Dugin bahsini, Rus devlet teorisyeninin şu kritik cümleleriyle sonlandıralım: "Önceden Türkiye, ABD'nin stratejik ortağı iken ve anti-Rusyacı bir çizgide iken, ayrıca Çeçen ayrılıkçıları teşvik ederken bizim de Avrasyacılığımız tam bir vizyona oturmamıştı. Ben 1990'larda kişisel olarak Türkiye'yi Rusya'nın politik düşmanı olarak addettim. Fakat şimdi fikrimi değiştirdim."
Dugin, bunları bundan yedi yıl önce söylemişti. Suriye konusundaki anlaşmazlık ve uçak düşürme ile Türkiye-Rusya krizinin ortaya çıkışı Dugin'in 1990'lardaki fikirlerine dönmesi için yeterli oldu. Şimdilerde kamuoyu önünde Türkiye aleyhtarı söylemlerde bulunan Dugin'in ilişkiler yumuşar yumuşamaz farklı şeyler söyleyeceğini öngörmek yanlış olmaz.
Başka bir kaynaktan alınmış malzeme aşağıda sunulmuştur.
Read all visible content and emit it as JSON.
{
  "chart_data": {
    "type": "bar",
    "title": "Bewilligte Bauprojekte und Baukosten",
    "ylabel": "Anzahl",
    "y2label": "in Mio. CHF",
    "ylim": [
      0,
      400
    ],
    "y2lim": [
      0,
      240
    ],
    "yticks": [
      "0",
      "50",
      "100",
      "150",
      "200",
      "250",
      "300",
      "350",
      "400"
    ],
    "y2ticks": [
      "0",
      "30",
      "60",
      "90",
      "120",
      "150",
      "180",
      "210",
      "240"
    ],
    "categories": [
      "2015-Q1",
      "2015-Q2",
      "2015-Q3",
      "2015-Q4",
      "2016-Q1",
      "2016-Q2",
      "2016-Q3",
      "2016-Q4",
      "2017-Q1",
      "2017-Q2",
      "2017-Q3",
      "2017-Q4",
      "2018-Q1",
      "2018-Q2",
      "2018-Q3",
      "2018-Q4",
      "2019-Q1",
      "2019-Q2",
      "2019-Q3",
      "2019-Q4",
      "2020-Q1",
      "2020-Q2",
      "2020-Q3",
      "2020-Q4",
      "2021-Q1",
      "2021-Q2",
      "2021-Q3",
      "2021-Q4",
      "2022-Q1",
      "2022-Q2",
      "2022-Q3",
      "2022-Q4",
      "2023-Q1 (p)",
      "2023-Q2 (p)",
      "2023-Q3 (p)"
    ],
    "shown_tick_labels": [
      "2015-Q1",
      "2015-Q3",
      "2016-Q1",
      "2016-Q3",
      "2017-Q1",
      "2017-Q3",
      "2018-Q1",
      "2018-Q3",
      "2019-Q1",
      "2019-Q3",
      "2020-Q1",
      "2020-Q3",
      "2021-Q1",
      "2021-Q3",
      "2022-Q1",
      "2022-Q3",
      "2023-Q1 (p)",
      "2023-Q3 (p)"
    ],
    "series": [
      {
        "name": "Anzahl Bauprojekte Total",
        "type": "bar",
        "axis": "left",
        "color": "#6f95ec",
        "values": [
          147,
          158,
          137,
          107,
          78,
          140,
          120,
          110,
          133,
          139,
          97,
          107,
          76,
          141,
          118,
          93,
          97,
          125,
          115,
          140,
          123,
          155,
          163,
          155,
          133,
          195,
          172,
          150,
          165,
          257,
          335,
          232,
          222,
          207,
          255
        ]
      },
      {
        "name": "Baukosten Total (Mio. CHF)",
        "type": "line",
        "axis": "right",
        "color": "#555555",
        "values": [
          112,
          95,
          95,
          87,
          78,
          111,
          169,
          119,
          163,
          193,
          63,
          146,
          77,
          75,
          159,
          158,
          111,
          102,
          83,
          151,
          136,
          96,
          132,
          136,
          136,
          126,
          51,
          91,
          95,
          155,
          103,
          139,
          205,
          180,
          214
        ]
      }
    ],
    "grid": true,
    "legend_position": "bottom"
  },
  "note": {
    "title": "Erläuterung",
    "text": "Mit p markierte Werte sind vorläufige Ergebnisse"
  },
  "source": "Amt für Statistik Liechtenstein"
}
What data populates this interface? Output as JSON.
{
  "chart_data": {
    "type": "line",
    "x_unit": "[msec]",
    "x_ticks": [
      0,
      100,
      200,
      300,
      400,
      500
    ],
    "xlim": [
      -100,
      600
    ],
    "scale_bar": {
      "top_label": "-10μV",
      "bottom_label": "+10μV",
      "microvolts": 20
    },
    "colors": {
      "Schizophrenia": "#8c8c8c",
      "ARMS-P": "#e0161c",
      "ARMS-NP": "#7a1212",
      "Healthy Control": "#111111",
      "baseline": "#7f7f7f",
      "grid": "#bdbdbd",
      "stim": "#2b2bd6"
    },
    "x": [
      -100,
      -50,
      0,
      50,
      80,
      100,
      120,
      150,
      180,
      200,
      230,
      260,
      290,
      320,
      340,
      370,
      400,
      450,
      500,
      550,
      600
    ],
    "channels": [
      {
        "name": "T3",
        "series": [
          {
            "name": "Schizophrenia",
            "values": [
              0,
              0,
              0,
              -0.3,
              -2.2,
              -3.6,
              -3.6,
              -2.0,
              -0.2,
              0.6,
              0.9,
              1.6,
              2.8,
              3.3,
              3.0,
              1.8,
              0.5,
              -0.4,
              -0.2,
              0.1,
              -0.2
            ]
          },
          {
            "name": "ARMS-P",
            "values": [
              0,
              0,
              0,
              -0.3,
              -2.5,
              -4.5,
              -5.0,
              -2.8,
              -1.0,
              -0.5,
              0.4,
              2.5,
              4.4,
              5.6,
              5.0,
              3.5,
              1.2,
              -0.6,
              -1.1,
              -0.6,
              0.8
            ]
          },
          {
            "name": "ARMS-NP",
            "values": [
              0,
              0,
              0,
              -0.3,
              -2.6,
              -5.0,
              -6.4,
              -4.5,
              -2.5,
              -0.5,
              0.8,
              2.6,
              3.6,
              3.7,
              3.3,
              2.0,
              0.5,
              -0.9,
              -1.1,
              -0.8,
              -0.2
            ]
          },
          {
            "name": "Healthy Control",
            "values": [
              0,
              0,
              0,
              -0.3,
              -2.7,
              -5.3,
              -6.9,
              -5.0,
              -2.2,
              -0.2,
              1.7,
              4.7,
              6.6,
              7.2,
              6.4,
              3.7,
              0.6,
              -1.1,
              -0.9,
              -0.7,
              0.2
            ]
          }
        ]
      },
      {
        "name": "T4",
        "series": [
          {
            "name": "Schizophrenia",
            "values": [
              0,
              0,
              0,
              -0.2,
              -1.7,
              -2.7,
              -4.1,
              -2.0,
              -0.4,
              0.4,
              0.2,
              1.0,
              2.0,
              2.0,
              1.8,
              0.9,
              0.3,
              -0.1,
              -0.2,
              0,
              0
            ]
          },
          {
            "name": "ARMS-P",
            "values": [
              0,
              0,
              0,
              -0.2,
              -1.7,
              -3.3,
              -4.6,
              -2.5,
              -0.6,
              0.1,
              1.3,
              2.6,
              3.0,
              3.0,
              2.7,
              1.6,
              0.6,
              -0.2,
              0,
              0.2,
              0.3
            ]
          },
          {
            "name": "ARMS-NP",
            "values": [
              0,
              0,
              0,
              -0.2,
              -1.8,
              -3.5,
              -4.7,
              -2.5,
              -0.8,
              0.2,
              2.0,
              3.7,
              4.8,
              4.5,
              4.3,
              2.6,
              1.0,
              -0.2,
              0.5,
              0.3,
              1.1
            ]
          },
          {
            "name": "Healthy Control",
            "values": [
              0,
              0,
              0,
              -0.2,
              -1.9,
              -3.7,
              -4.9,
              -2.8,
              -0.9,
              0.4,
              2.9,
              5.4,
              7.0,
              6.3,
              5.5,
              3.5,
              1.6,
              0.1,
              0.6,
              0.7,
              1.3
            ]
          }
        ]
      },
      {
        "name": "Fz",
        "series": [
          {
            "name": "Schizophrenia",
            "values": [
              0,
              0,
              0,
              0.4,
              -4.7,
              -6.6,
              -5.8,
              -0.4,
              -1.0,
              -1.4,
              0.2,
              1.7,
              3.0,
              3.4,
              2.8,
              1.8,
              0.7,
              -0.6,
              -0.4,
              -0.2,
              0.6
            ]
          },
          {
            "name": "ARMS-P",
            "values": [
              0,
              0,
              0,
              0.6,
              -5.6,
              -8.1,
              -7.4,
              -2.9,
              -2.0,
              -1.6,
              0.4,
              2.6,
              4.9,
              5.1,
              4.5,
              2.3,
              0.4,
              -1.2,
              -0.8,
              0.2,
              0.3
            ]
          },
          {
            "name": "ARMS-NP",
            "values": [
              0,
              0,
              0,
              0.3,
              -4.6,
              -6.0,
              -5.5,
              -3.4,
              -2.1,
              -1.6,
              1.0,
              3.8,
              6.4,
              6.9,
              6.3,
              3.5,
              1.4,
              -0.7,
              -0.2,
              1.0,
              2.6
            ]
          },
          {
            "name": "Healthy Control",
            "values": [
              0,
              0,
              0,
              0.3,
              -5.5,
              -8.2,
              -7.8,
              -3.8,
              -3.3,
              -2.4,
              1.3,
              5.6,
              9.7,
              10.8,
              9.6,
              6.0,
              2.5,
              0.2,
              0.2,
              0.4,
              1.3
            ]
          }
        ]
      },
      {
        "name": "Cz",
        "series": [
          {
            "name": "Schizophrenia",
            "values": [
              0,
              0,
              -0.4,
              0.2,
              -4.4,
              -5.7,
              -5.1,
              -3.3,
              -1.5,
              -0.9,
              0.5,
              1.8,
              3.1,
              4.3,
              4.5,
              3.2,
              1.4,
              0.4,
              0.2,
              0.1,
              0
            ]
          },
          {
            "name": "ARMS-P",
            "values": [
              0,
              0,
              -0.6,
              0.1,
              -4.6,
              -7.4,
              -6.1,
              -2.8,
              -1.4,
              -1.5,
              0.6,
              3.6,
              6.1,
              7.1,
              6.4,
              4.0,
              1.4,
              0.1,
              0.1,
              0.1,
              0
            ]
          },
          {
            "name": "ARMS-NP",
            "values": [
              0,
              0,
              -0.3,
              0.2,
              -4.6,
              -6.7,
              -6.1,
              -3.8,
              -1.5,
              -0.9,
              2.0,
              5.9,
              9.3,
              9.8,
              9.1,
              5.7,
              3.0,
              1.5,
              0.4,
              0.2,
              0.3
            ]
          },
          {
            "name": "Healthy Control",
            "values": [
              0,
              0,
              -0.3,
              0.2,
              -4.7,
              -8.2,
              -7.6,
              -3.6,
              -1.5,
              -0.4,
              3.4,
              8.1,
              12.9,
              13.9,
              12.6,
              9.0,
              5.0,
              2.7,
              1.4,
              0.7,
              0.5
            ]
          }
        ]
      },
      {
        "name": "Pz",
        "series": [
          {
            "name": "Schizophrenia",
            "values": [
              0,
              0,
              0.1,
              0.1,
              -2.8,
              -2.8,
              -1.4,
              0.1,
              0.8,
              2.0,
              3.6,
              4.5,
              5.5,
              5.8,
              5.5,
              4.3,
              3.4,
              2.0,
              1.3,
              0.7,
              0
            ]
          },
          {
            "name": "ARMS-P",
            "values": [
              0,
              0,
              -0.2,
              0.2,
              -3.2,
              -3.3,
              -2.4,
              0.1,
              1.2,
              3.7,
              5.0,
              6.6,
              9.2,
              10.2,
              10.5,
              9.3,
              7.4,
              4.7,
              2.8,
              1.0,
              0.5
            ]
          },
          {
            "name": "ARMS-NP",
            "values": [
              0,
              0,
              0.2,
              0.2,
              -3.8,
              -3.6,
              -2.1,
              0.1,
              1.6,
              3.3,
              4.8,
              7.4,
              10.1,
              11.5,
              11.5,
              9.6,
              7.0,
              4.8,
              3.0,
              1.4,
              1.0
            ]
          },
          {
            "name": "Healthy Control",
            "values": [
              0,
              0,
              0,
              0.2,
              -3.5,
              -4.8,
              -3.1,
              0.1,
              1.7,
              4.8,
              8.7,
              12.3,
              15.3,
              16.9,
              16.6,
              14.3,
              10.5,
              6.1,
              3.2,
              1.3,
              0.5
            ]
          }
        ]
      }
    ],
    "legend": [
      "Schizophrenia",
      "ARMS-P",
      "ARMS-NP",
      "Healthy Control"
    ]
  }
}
Çarlık Rusyası döneminde devlet aklının önemli bir parçası olan Grigori Rasputin, Rus monarşisinin son üyesi Çar Nikolay Aleksandroviç Romanov'a Birinci Dünya Savaşı'na katılmanın Çarlığın sonunu getireceğini söylediği rivayet edilir. Çağımızın Rasputin'i Dugin'in ise Suriye İç Savaşı ve Türkiye ile ilişkiler konularında Kremlin'i uyarıp uyarmadığı bilinmez. Röportajda sarf ettiği cümleler, Dugin'in ABD'nin küresel hâkimiyetini kırmak için her türlü bölgesel ittifakı teşvik ettiğini gösteriyor. Üstelik Dugin, Putin'in dış politikasını destekleyen, ama ekonomi politikası konusunda uyarılarda bulunan bir isim. Uçak krizinin Rus ekonomisine zararları düşünüldüğünde kapalı kapılar ardında "Ankara'ya zeytin dalı uzatılmalı" dememesi için de bir sebep yok. Devlet işlerinde değişimler, genelde çekirdekten merkeze doğru ilerleyen bir seyir izlediğine göre matruşkanın ilk bebeğinin ne düşündüğü önemli. İzleri, matruşkanın büyük bebeği Putin'in söylem ve politikalarında sürülmeli.